Der Beigeladene hat sich auch im Berufungsverfahren nicht zur Sache geäußert und hat auch keinen Antrag gestellt.

Dem Senat liegen die Behördenakten des Beklagten (ein Hefter) vor. Sie waren, ebenso wie die Gerichtsakten, Gegenstand der Beratung.

Entscheidungsgründe:

Die zulässige Berufung der Klägerin ist begründet. Das Verwaltungsgericht hätte die Anfechtungsklage der Klägerin nicht abweisen dürfen, denn die Klage erweist sich als zulässig und begründet.

Die Anfechtungsklage der Klägerin gegen den Befreiungsbescheid vom 23. Oktober 1989 und gegen die von dem Beklagten erteilte Baugenehmigung vom gleichen Tag ist, wovon auch das Verwaltungsgericht zutreffend ausgegangen ist, zulässig.

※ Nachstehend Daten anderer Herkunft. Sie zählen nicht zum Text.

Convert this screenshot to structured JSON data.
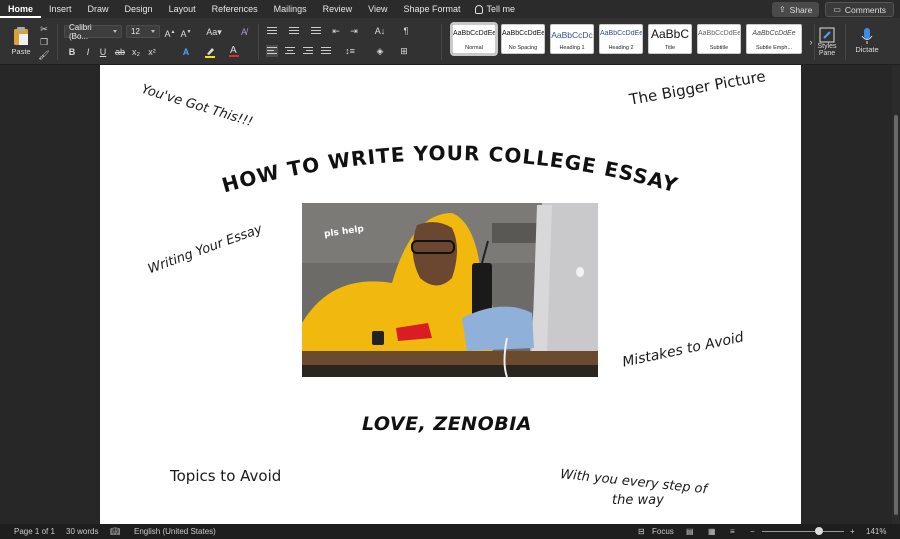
{
  "tabs": [
    {
      "label": "Home",
      "active": true
    },
    {
      "label": "Insert"
    },
    {
      "label": "Draw"
    },
    {
      "label": "Design"
    },
    {
      "label": "Layout"
    },
    {
      "label": "References"
    },
    {
      "label": "Mailings"
    },
    {
      "label": "Review"
    },
    {
      "label": "View"
    },
    {
      "label": "Shape Format"
    }
  ],
  "tell_me": "Tell me",
  "share_label": "Share",
  "comments_label": "Comments",
  "ribbon": {
    "paste_label": "Paste",
    "font_name": "Calibri (Bo...",
    "font_size": "12",
    "styles": [
      {
        "preview": "AaBbCcDdEe",
        "name": "Normal",
        "selected": true
      },
      {
        "preview": "AaBbCcDdEe",
        "name": "No Spacing"
      },
      {
        "preview": "AaBbCcDc",
        "name": "Heading 1"
      },
      {
        "preview": "AaBbCcDdEe",
        "name": "Heading 2"
      },
      {
        "preview": "AaBbC",
        "name": "Title"
      },
      {
        "preview": "AaBbCcDdEe",
        "name": "Subtitle"
      },
      {
        "preview": "AaBbCcDdEe",
        "name": "Subtle Emph..."
      }
    ],
    "styles_pane_label_1": "Styles",
    "styles_pane_label_2": "Pane",
    "dictate_label": "Dictate"
  },
  "document": {
    "notes": {
      "got_this": "You've Got This!!!",
      "bigger_picture": "The Bigger Picture",
      "writing_essay": "Writing Your Essay",
      "mistakes": "Mistakes to Avoid",
      "topics": "Topics to Avoid",
      "every_step_1": "With you every step of",
      "every_step_2": "the way"
    },
    "title": "HOW TO WRITE YOUR COLLEGE ESSAY",
    "photo_caption": "pls help",
    "signoff": "LOVE, ZENOBIA"
  },
  "status": {
    "page": "Page 1 of 1",
    "words": "30 words",
    "language": "English (United States)",
    "focus": "Focus",
    "zoom": "141%",
    "zoom_level": 0.7
  }
}
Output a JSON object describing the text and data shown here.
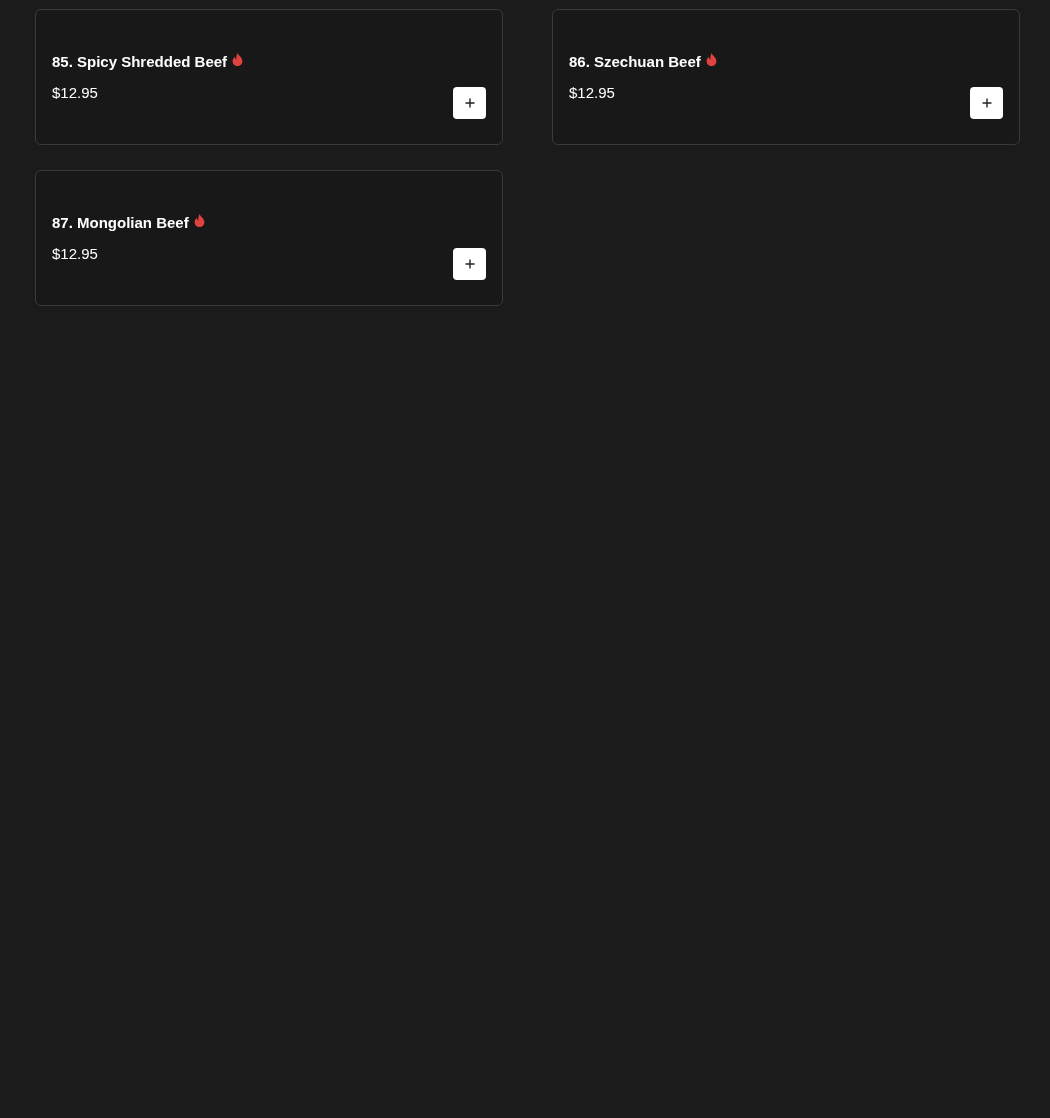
{
  "menu_items": [
    {
      "name": "85. Spicy Shredded Beef",
      "spicy": true,
      "price": "$12.95"
    },
    {
      "name": "86. Szechuan Beef",
      "spicy": true,
      "price": "$12.95"
    },
    {
      "name": "87. Mongolian Beef",
      "spicy": true,
      "price": "$12.95"
    }
  ]
}
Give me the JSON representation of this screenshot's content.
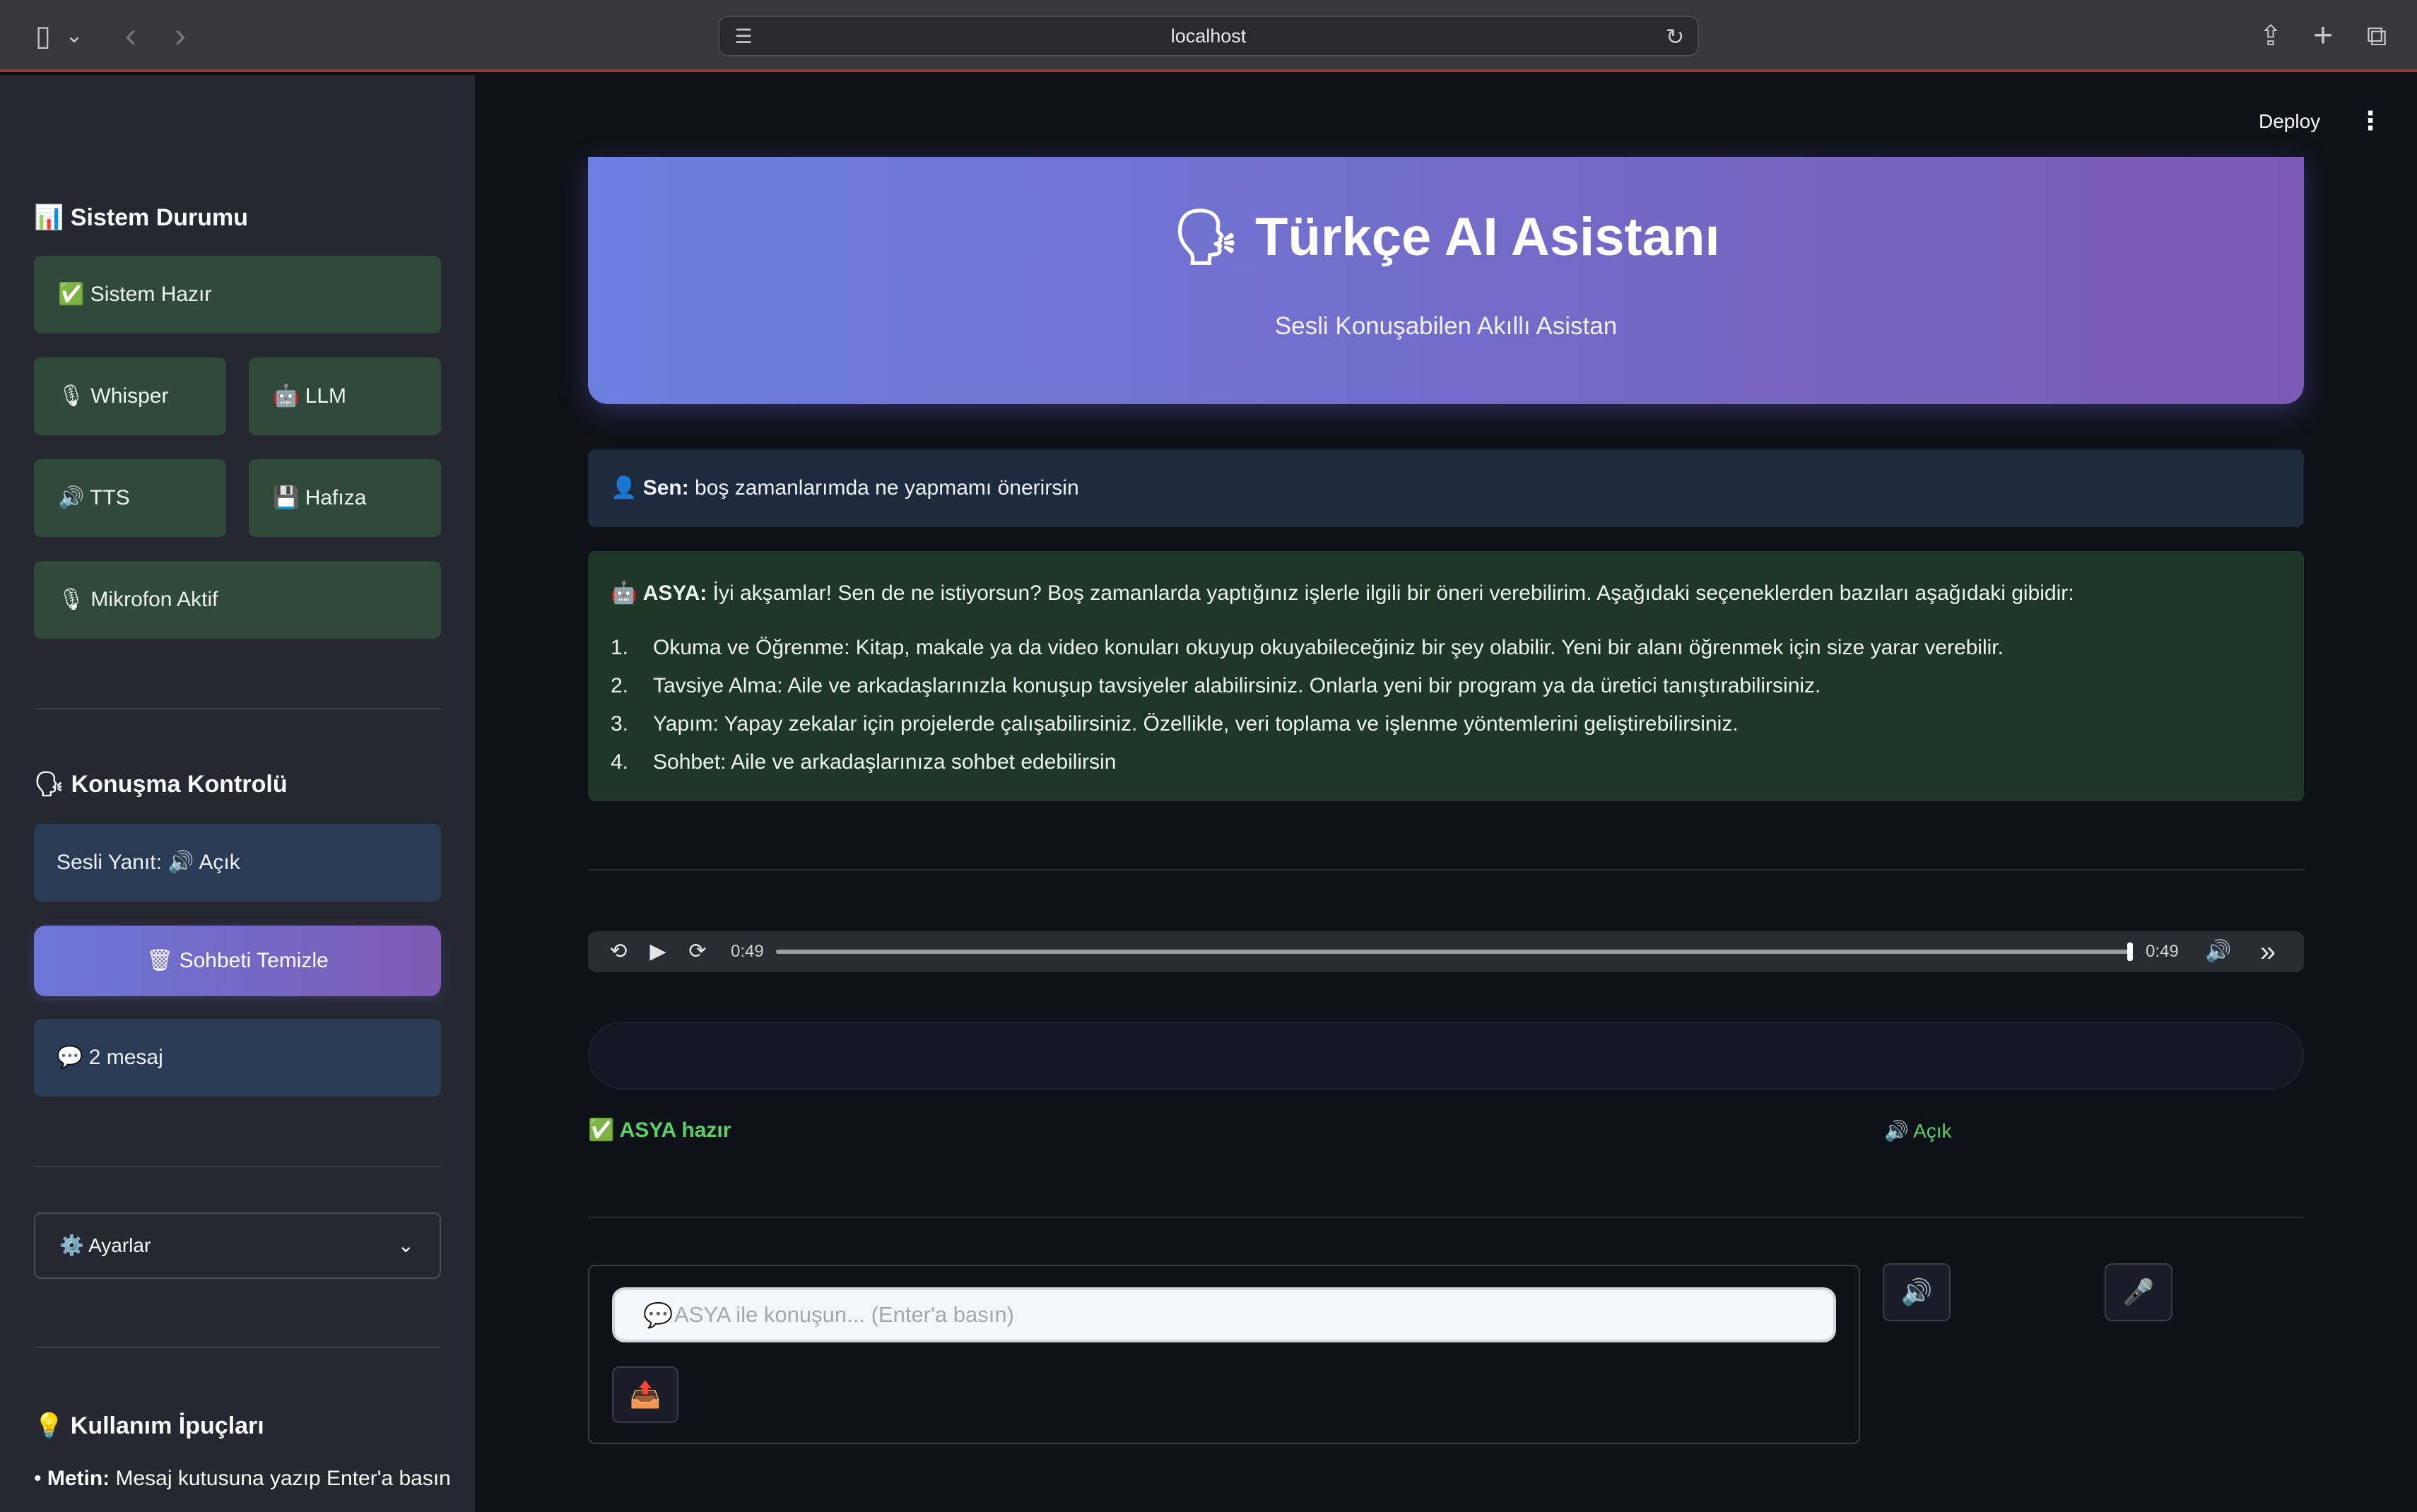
{
  "browser": {
    "url": "localhost",
    "icons": {
      "sidebar_toggle": "▯",
      "chevron_down": "⌄",
      "back": "‹",
      "forward": "›",
      "page_menu": "☰",
      "reload": "↻",
      "share": "⇪",
      "new_tab": "+",
      "tabs": "⧉"
    }
  },
  "sidebar": {
    "system_title": "📊 Sistem Durumu",
    "system_ready": "✅ Sistem Hazır",
    "whisper": "🎙 Whisper",
    "llm": "🤖 LLM",
    "tts": "🔊 TTS",
    "memory": "💾 Hafıza",
    "mic": "🎙 Mikrofon Aktif",
    "conversation_title": "🗣 Konuşma Kontrolü",
    "voice_reply": "Sesli Yanıt: 🔊 Açık",
    "clear_chat": "🗑 Sohbeti Temizle",
    "message_count": "💬 2 mesaj",
    "settings": "⚙️ Ayarlar",
    "settings_chevron": "⌄",
    "tips_title": "💡 Kullanım İpuçları",
    "tip1_label": "Metin:",
    "tip1_text": " Mesaj kutusuna yazıp Enter'a basın"
  },
  "header": {
    "deploy": "Deploy",
    "menu": "⋮"
  },
  "hero": {
    "title": "🗣 Türkçe AI Asistanı",
    "subtitle": "Sesli Konuşabilen Akıllı Asistan"
  },
  "messages": {
    "user_icon": "👤",
    "user_label": "Sen:",
    "user_text": " boş zamanlarımda ne yapmamı önerirsin",
    "bot_icon": "🤖",
    "bot_label": "ASYA:",
    "bot_text": " İyi akşamlar! Sen de ne istiyorsun? Boş zamanlarda yaptığınız işlerle ilgili bir öneri verebilirim. Aşağıdaki seçeneklerden bazıları aşağıdaki gibidir:",
    "bot_items": [
      {
        "num": "1.",
        "text": "Okuma ve Öğrenme: Kitap, makale ya da video konuları okuyup okuyabileceğiniz bir şey olabilir. Yeni bir alanı öğrenmek için size yarar verebilir."
      },
      {
        "num": "2.",
        "text": "Tavsiye Alma: Aile ve arkadaşlarınızla konuşup tavsiyeler alabilirsiniz. Onlarla yeni bir program ya da üretici tanıştırabilirsiniz."
      },
      {
        "num": "3.",
        "text": "Yapım: Yapay zekalar için projelerde çalışabilirsiniz. Özellikle, veri toplama ve işlenme yöntemlerini geliştirebilirsiniz."
      },
      {
        "num": "4.",
        "text": "Sohbet: Aile ve arkadaşlarınıza sohbet edebilirsin"
      }
    ]
  },
  "audio": {
    "rewind": "⟲",
    "play": "▶",
    "forward": "⟳",
    "current_time": "0:49",
    "duration": "0:49",
    "progress": 1.0,
    "volume": "🔊",
    "more": "»"
  },
  "status": {
    "ready": "✅ ASYA hazır",
    "audio_on": "🔊 Açık"
  },
  "input": {
    "icon": "💬",
    "placeholder": "ASYA ile konuşun... (Enter'a basın)",
    "send": "📤",
    "speaker": "🔊",
    "mic": "🎤"
  }
}
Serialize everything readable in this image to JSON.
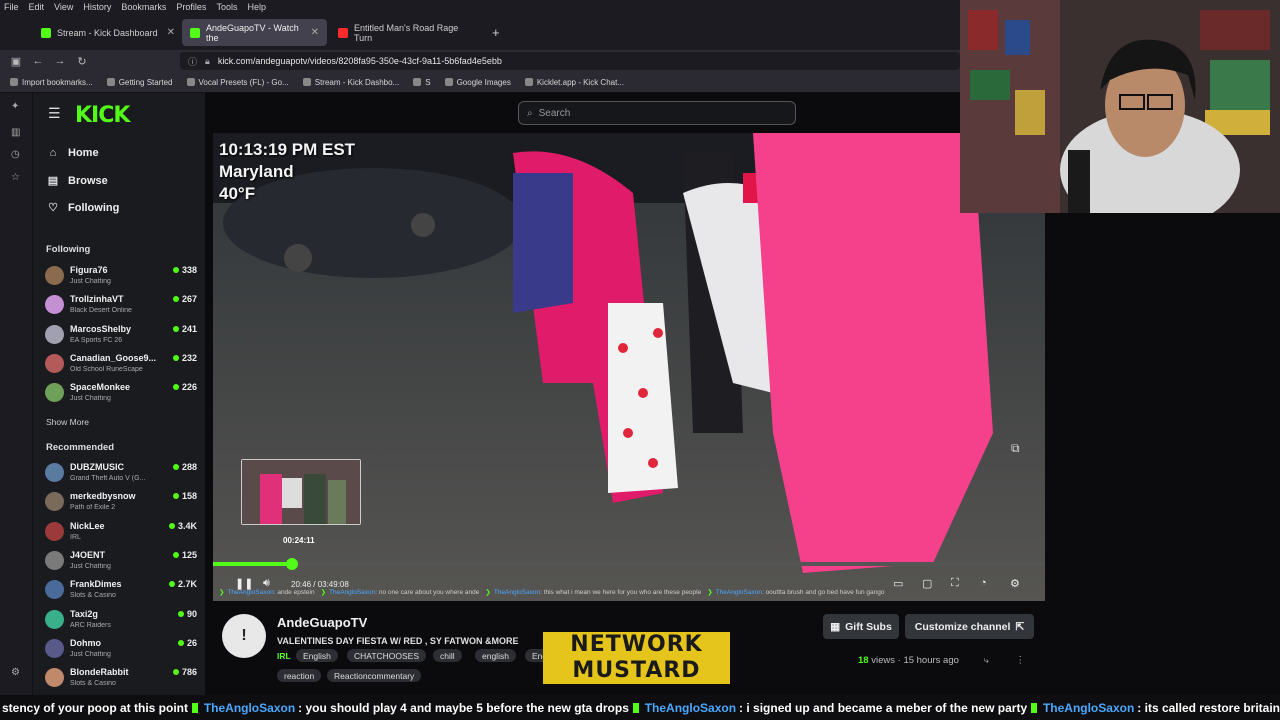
{
  "browser": {
    "menu": [
      "File",
      "Edit",
      "View",
      "History",
      "Bookmarks",
      "Profiles",
      "Tools",
      "Help"
    ],
    "tabs": [
      {
        "label": "Stream - Kick Dashboard",
        "color": "#53fc18"
      },
      {
        "label": "AndeGuapoTV - Watch the",
        "color": "#53fc18"
      },
      {
        "label": "Entitled Man's Road Rage Turn",
        "color": "#ff2b2b"
      }
    ],
    "new_tab": "+",
    "url": "kick.com/andeguapotv/videos/8208fa95-350e-43cf-9a11-5b6fad4e5ebb",
    "bookmarks": [
      "Import bookmarks...",
      "Getting Started",
      "Vocal Presets (FL) - Go...",
      "Stream - Kick Dashbo...",
      "S",
      "Google Images",
      "Kicklet.app - Kick Chat..."
    ]
  },
  "kick": {
    "logo": "KICK",
    "search_placeholder": "Search",
    "nav": [
      {
        "label": "Home",
        "icon": "home-icon",
        "glyph": "⌂"
      },
      {
        "label": "Browse",
        "icon": "browse-icon",
        "glyph": "▤"
      },
      {
        "label": "Following",
        "icon": "heart-icon",
        "glyph": "♡"
      }
    ],
    "following_title": "Following",
    "following": [
      {
        "name": "Figura76",
        "category": "Just Chatting",
        "viewers": "338",
        "color": "#8a6b4e"
      },
      {
        "name": "TrollzinhaVT",
        "category": "Black Desert Online",
        "viewers": "267",
        "color": "#c58fd3"
      },
      {
        "name": "MarcosShelby",
        "category": "EA Sports FC 26",
        "viewers": "241",
        "color": "#a0a0b0"
      },
      {
        "name": "Canadian_Goose9...",
        "category": "Old School RuneScape",
        "viewers": "232",
        "color": "#b55a5a"
      },
      {
        "name": "SpaceMonkee",
        "category": "Just Chatting",
        "viewers": "226",
        "color": "#6fa05a"
      }
    ],
    "show_more": "Show More",
    "recommended_title": "Recommended",
    "recommended": [
      {
        "name": "DUBZMUSIC",
        "category": "Grand Theft Auto V (G...",
        "viewers": "288",
        "color": "#5a7aa0"
      },
      {
        "name": "merkedbysnow",
        "category": "Path of Exile 2",
        "viewers": "158",
        "color": "#7a6a5a"
      },
      {
        "name": "NickLee",
        "category": "IRL",
        "viewers": "3.4K",
        "color": "#9a3a3a"
      },
      {
        "name": "J4OENT",
        "category": "Just Chatting",
        "viewers": "125",
        "color": "#7a7a7a"
      },
      {
        "name": "FrankDimes",
        "category": "Slots & Casino",
        "viewers": "2.7K",
        "color": "#4a6a9a"
      },
      {
        "name": "Taxi2g",
        "category": "ARC Raiders",
        "viewers": "90",
        "color": "#3ab08a"
      },
      {
        "name": "Dohmo",
        "category": "Just Chatting",
        "viewers": "26",
        "color": "#5a5a8a"
      },
      {
        "name": "BlondeRabbit",
        "category": "Slots & Casino",
        "viewers": "786",
        "color": "#c08a6a"
      }
    ]
  },
  "video": {
    "overlay": [
      "10:13:19 PM EST",
      "Maryland",
      "40°F"
    ],
    "preview_time": "00:24:11",
    "progress": 0.095,
    "timecode": "20:46 / 03:49:08",
    "chat_strip": [
      {
        "user": "TheAngloSaxon",
        "msg": ": ande epstein"
      },
      {
        "user": "TheAngloSaxon",
        "msg": ": no one care about you where ande"
      },
      {
        "user": "TheAngloSaxon",
        "msg": ": this what i mean we here for you who are these people"
      },
      {
        "user": "TheAngloSaxon",
        "msg": ": oouttta brush and go bed have fun gango"
      }
    ]
  },
  "info": {
    "channel_name": "AndeGuapoTV",
    "title": "VALENTINES DAY FIESTA W/ RED , SY FATWON &MORE",
    "category": "IRL",
    "tags": [
      "English",
      "CHATCHOOSES",
      "chill",
      "english",
      "Englis"
    ],
    "tags_row2": [
      "reaction",
      "Reactioncommentary"
    ],
    "gift_subs": "Gift Subs",
    "customize": "Customize channel",
    "views_count": "18",
    "views_label": "views",
    "ago": "15 hours ago",
    "overlay_logo": [
      "NETWORK",
      "MUSTARD"
    ]
  },
  "ticker": [
    {
      "user": "",
      "msg": "stency of your poop at this point"
    },
    {
      "user": "TheAngloSaxon",
      "msg": ": you should play 4 and maybe 5 before the new gta drops"
    },
    {
      "user": "TheAngloSaxon",
      "msg": ": i signed up and became a meber of the new party"
    },
    {
      "user": "TheAngloSaxon",
      "msg": ": its called restore britain"
    }
  ]
}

Die Zulässigkeit der Anfechtungsklage scheitert - was den mit dieser Klage neben der Baugenehmigung vom 23. Oktober 1989 zugleich angefochtenen Befreiungsbescheid vom gleichen Tage anbelangt - zunächst nicht an dem Fehlen des nach § 68 Abs. 1 VwGO erforderlichen Vorverfahrens. Zwar hat die Klägerin mit ihrem Schreiben vom 1. März 1990 Widerspruch ausdrücklich nur gegen die der Firma I. GmbH erteilte Baugenehmigung erhoben. Das Schreiben ist jedoch sachgerecht dahin gehend auszulegen, dass sich der Widerspruch auch gegen den der vorgenannten Firma zeitgleich erteilten Befreiungsbescheid richten soll. In der Begründung des Widerspruchs stellt die Klägerin die Rechtmäßigkeit der erteilten Baugenehmigung wesentlich mit der Begründung in Frage, die von dem Beklagten bejahten gesetzlichen Voraussetzungen für eine Befreiung von den Vorschriften der Stellplatzsatzung seien nicht erfüllt. Hierdurch wird erkennbar, dass die Klägerin die der Firma I. GmbH erteilten Bescheide als Einheit betrachtete und sie beide zum Gegenstand ihres Widerspruchs machen wollte. Hiervon sind im Übrigen auch bereits die Widerspruchsbehörde und das Verwaltungsgericht zutreffend ausgegangen.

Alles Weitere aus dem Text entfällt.